June 17, 2025 — Delegates from around the world convened in Nice, France, last week to discuss a range of ocean priorities, including the implementation of a recently finalized “high seas treaty” to protect the two-thirds of the oceans that lie outside countries’ control.
It was the third United Nations Ocean Conference, a high-level forum meant to advance the U.N.’s sustainable development goal to “conserve and sustainably use the oceans.” This year’s co-hosts, France and Costa Rica, urged other countries to step up marine conservation efforts in light of overlapping ocean crises, from plastic pollution and ocean acidification to rising sea levels that are jeopardizing small island nations. António Guterres, the U.N.’s secretary-general, said in his opening remarks that oceans are “the ultimate shared resource” and that they should foster multilateral cooperation.

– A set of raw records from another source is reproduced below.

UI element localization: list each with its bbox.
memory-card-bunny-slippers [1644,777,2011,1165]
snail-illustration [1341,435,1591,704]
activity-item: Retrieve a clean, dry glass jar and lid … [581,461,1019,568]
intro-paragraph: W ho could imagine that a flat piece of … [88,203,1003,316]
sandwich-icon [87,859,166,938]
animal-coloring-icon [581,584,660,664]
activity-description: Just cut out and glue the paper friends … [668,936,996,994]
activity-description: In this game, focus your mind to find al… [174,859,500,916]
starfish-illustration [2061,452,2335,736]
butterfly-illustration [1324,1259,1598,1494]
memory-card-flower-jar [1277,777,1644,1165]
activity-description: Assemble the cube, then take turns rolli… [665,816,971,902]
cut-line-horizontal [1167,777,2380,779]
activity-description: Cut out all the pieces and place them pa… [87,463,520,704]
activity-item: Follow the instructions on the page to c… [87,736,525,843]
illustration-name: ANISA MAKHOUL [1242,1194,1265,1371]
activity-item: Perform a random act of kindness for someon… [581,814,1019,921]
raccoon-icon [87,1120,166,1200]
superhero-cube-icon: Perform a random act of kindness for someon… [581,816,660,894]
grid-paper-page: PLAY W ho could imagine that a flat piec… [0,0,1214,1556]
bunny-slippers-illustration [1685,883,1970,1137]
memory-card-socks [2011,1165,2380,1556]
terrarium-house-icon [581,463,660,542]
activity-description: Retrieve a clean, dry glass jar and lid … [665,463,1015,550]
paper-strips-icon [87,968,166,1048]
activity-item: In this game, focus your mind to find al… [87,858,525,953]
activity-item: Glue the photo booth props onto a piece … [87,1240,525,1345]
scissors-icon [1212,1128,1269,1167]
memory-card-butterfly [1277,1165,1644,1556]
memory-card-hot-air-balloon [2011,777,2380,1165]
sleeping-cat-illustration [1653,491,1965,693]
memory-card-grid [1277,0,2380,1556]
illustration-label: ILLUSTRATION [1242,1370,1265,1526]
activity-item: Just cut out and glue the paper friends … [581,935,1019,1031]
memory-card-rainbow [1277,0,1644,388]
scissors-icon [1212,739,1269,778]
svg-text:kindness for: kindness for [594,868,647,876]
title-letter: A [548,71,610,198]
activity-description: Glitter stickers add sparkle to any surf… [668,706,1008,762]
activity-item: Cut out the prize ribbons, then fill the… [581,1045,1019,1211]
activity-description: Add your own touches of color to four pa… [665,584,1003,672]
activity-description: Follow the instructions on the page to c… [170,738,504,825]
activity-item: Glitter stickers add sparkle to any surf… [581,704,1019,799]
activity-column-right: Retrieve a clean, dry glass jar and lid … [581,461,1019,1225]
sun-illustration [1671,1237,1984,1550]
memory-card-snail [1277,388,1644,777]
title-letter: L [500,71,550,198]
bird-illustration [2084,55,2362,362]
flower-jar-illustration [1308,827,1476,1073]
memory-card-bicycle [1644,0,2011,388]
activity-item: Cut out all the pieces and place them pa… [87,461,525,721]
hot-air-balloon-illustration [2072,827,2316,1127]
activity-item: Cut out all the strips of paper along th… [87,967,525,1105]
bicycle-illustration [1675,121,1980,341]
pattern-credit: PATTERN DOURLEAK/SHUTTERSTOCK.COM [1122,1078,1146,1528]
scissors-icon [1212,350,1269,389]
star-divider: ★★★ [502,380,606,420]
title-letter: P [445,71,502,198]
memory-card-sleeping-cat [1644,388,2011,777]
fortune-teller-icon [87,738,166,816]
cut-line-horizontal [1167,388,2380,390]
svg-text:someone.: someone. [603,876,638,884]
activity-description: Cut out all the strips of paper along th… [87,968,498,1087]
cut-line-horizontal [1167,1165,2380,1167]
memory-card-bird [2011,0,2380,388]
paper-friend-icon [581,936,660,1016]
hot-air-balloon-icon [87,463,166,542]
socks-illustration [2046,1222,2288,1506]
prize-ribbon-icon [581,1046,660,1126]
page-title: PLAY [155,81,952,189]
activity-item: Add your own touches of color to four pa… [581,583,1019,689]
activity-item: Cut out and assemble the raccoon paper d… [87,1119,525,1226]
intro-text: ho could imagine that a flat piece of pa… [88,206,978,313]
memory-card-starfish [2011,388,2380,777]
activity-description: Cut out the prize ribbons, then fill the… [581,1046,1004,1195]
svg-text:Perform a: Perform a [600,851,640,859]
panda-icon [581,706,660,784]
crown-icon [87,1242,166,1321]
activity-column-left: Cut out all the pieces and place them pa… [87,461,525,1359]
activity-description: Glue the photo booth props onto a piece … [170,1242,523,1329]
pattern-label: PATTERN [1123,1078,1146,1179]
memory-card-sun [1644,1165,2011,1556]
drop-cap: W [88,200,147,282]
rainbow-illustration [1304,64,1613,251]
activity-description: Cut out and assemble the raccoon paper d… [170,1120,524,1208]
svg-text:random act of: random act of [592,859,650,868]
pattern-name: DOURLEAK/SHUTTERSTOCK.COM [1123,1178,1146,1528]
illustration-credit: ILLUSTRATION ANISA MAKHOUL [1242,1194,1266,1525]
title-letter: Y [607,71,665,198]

Whether the conference was a success depends on whom you ask. The most prominent outcome of the meeting was a flurry of voluntary and rhetorical commitments made by countries to conserve marine resources. Some of these, like France’s pledge to limit a destructive kind of fishing called bottom trawling, were criticized as insufficient. France had also promoted the conference as a sort of deadline for reaching 60 ratifications of the high seas treaty — a threshold needed for it to enter into force — but this didn’t happen, leading to disappointment among ocean advocates
On the other hand, experts said there were real signs of progress. Germany and the European Union pledged hundreds of millions of dollars toward marine conservation, for example, and 11 governments signed a new pledge to safeguard coral reefs. Nearly 20 countries ratified the high seas treaty over just a few days, bringing the total up to 50.
Angelique Pouponneau, the lead ocean negotiator for the Alliance of Small Island States, a negotiating bloc of 39 countries, said in a statement that the conference had been “a moment of both progress and reflection.” Former U.S. secretary of state John Kerry, who also served as special envoy on climate under the Biden administration, noted “critical momentum to safeguard our planet.”